Defying assumptions that rom-coms can't compete against big-screen spectacles for getting ticket buyers out of lockdown and into the multiplex, the studio is counting on a largely-female audience, looking for a millennial "Sex and the City," to come out and support a small but sweetly personal film. Will they? Would you? Written and directed by Natalie Krinsky in her feature debut, "The Broken Hearts Gallery" features breakout star Geraldine Viswanathan, who was so good as the student reporter taking on embezzler Hugh Jackman in "Bad Education." She plays Lucy, a 20-something Manhattan art gallery assistant who hoards souvenirs from her busted relationships -- and they're really adding up. She clings to the necktie of co-worker Max (Utkarsh Ambudkar) after he dumps her for an ex, which leads to an embarrassing public display at the gallery, and which then causes her boss (Broadway legend Bernadette Peters) to fire her.
Lucy wallows in self-pity for a bit. Can you blame her? But her support system isn't a new guy, it's her roommates -- the comically vengeful Amanda (Molly Gordon) and the proudly gay Nadine, stylishly played by Phillipa Soo, who was nominated for a Tony for her role as the wife of the "$10 founding father" in "Hamilton." Don't bother with games about who's playing Miranda, Charlotte and Samantha to Lucy's Carrie. The sex in this city is decidedly post #MeToo, more akin to the femcentric universe Lena Dunham created with "Girls," where instead of cosmo-sipping sophisticates in Jimmy Choos, the women are relatable to a world we can recognize as our own.
In fact, Lucy's next relationship happens almost by accident. His name is Nick and he's played by Dacre Montgomery, best known as Billy, the hot bully, on "Stranger Things." On first meeting, Lucy mistakes Nick for a Lyft driver. Instead, he's another bruised romantic who does Lucy one better by building a boutique hotel named after his former girlfriend, Chloe. It's Nick who offers Lucy space in his hotel to exhibit her broken hearts gallery, which suddenly becomes a thing as women -- and some men -- show up with their own tokens of rejection.

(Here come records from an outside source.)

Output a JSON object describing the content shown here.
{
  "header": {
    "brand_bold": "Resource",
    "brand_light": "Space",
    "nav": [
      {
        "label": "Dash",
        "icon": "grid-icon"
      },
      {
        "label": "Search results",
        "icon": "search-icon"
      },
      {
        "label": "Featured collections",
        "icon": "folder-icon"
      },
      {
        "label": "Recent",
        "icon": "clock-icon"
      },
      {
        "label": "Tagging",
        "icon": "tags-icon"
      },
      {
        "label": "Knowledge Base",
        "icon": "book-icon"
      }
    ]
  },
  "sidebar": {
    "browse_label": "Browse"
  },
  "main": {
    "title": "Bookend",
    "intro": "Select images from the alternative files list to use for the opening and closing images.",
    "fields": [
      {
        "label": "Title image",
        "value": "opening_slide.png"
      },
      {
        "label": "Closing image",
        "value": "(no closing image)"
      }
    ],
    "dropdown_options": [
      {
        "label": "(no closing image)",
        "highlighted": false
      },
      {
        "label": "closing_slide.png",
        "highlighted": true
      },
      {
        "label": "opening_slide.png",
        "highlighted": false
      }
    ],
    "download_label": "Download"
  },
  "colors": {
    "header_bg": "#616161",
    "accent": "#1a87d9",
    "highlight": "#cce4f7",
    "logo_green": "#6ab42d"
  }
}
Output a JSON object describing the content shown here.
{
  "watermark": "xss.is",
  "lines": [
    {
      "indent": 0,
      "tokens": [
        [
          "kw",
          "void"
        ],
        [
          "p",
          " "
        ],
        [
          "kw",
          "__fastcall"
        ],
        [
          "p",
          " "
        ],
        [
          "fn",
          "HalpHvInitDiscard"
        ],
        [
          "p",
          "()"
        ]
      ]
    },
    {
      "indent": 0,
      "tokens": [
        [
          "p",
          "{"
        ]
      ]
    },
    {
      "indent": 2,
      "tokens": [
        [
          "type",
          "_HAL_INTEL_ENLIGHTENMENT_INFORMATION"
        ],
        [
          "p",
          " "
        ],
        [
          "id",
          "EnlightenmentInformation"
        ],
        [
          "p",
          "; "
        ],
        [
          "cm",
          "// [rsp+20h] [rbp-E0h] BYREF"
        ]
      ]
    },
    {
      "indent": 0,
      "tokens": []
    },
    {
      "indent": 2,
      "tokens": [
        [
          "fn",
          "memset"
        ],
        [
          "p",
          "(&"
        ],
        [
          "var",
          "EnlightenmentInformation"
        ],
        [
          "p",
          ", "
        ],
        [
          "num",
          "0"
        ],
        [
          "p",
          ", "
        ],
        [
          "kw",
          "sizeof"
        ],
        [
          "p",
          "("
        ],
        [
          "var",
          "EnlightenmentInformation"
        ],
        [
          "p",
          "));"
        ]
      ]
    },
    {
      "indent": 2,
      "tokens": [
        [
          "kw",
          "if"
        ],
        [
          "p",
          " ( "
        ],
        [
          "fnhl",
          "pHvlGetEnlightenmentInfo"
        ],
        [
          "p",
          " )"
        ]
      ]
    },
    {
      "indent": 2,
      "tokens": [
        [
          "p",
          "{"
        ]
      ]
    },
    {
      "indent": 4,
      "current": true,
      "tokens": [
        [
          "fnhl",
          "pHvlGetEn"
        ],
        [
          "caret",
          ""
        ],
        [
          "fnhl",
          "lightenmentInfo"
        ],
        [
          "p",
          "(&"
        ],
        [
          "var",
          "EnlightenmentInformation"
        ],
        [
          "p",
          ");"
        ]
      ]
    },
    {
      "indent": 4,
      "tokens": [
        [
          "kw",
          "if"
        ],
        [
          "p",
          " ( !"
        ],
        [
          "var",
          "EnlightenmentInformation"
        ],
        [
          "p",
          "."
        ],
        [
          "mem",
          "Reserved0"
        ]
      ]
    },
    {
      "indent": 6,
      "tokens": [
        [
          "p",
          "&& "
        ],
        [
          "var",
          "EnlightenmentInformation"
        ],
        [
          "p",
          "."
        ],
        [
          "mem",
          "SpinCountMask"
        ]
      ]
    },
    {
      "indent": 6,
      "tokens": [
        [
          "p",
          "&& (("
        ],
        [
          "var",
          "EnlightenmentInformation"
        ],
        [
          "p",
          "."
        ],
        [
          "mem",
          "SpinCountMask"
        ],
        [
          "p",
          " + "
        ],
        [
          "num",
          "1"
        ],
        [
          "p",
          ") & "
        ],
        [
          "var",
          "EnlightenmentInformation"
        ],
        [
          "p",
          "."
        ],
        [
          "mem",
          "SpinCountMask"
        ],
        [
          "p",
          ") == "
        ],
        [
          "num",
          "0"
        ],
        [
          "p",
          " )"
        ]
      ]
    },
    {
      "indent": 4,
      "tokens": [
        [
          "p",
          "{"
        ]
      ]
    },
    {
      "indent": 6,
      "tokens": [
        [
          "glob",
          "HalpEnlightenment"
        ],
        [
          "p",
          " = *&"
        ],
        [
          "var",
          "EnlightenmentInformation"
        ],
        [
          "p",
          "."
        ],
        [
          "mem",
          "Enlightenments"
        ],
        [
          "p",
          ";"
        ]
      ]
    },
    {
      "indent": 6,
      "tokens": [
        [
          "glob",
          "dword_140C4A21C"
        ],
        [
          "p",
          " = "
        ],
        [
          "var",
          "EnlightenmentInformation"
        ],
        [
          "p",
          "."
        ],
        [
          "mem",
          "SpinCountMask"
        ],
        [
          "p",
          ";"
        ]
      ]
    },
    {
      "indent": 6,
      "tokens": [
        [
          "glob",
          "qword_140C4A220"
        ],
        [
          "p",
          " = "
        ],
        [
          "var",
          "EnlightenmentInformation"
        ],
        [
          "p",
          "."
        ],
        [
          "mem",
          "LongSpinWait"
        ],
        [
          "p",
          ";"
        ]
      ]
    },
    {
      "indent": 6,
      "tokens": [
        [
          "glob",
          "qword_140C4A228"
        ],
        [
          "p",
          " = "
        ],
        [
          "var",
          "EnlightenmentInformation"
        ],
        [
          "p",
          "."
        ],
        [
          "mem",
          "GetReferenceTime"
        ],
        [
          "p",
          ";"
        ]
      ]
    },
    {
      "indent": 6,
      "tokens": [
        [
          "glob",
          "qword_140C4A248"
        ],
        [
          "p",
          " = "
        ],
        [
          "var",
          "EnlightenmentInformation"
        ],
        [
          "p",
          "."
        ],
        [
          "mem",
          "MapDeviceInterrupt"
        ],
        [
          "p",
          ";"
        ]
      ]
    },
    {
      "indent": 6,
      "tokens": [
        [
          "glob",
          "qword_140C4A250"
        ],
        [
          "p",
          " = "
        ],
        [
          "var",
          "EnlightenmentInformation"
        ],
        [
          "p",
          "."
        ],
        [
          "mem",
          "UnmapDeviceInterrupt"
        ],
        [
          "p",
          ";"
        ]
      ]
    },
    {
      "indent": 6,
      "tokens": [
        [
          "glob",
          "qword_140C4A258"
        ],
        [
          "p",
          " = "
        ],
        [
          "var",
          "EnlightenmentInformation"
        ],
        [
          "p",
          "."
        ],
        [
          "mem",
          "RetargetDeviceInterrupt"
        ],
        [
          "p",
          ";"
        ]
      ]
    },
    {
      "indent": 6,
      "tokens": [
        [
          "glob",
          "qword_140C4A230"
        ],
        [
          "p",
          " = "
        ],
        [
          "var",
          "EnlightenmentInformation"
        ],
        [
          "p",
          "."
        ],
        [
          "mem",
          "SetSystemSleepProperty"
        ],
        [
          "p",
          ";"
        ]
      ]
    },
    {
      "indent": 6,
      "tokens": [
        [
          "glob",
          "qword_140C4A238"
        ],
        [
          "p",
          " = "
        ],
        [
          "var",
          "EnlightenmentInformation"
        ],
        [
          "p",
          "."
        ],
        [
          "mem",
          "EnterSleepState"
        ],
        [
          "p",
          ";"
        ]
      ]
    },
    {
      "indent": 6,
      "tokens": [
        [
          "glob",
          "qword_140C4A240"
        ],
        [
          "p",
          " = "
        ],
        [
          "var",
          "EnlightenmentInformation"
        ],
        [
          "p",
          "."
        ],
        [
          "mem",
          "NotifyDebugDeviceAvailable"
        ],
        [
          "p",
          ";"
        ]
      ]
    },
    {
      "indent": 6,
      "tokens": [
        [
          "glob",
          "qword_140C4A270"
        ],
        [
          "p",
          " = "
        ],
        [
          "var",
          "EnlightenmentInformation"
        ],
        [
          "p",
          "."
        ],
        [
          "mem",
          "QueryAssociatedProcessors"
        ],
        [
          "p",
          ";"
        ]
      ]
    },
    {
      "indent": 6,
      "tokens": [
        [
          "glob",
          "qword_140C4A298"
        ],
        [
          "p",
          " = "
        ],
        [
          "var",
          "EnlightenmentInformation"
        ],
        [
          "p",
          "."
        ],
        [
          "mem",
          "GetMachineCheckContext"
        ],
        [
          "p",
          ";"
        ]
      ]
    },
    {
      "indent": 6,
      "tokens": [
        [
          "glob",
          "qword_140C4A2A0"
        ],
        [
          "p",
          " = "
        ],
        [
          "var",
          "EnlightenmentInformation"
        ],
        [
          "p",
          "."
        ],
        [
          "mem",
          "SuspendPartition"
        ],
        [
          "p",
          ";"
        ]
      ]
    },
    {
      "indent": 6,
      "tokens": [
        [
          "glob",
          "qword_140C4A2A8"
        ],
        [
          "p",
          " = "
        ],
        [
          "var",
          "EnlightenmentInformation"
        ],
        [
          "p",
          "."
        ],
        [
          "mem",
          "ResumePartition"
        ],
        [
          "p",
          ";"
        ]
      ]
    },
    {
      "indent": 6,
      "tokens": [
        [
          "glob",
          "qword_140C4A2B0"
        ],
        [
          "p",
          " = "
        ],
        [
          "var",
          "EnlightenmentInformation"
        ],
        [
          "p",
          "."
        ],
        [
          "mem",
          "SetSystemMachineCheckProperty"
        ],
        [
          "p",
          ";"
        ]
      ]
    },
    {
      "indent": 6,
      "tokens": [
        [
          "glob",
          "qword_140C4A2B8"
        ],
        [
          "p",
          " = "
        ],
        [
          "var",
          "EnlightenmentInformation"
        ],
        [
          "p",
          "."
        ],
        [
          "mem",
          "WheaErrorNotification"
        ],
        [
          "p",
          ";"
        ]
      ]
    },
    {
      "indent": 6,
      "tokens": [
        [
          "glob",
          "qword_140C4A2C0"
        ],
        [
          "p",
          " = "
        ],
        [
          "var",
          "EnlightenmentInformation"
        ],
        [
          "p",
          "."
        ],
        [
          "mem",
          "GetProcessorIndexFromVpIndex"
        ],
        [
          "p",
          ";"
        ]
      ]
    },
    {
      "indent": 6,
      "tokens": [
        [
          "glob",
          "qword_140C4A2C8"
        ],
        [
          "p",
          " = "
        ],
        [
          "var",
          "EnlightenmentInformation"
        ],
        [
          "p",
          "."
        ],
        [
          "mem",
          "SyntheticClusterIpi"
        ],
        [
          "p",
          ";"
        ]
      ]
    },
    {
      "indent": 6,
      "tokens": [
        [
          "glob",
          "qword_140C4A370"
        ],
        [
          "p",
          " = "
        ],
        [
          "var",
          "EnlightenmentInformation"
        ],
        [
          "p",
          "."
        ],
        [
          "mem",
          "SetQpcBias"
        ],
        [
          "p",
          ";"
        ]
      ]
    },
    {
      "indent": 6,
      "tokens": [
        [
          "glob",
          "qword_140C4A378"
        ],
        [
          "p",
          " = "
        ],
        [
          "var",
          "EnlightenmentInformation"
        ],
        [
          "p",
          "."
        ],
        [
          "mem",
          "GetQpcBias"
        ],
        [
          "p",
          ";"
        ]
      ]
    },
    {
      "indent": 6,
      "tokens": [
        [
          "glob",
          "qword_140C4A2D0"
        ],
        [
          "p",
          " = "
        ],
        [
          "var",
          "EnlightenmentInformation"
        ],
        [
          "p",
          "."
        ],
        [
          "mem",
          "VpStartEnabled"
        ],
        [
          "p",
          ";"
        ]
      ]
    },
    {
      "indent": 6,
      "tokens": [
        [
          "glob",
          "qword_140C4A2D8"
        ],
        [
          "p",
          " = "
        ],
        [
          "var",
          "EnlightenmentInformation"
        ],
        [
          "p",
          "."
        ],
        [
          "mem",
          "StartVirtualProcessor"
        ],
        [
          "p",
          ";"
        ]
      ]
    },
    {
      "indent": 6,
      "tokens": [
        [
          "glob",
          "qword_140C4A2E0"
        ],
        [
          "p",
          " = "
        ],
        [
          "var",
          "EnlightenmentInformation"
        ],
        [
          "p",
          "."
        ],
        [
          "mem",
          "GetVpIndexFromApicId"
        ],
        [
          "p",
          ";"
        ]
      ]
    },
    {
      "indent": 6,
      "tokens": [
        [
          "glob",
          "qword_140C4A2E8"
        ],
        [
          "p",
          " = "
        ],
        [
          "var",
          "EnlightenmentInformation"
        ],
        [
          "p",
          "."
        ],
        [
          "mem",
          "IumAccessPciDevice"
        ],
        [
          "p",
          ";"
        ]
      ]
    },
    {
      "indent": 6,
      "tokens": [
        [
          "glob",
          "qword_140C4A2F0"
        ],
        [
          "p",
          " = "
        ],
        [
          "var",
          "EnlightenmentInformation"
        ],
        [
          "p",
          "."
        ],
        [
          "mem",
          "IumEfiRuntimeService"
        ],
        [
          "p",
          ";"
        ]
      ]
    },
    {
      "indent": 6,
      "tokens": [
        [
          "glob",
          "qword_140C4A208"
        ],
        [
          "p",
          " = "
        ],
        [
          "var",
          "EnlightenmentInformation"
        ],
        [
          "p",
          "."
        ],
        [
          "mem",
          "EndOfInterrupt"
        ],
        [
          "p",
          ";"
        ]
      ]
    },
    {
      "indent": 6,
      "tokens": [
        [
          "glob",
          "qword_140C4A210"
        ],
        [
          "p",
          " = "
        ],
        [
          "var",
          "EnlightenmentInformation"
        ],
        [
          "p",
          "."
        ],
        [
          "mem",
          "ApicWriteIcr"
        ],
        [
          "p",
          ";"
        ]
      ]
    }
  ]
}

Viswanathan and Montgomery have a palpable chemistry that helps the movie over its more formulaic setups. Both Lucy and Nick need to heal before they can grow into themselves. The bouncy one-liners that pepper the first half of the film are replaced by a touching gravity that will broaden the film's appeal. Selena Gomez, who executive produced "The Broken Hearts Gallery," isn't making any grand promises, arguing only that her film "brings some love and laughs into a world that needs it now more than ever." Who's going to argue with that?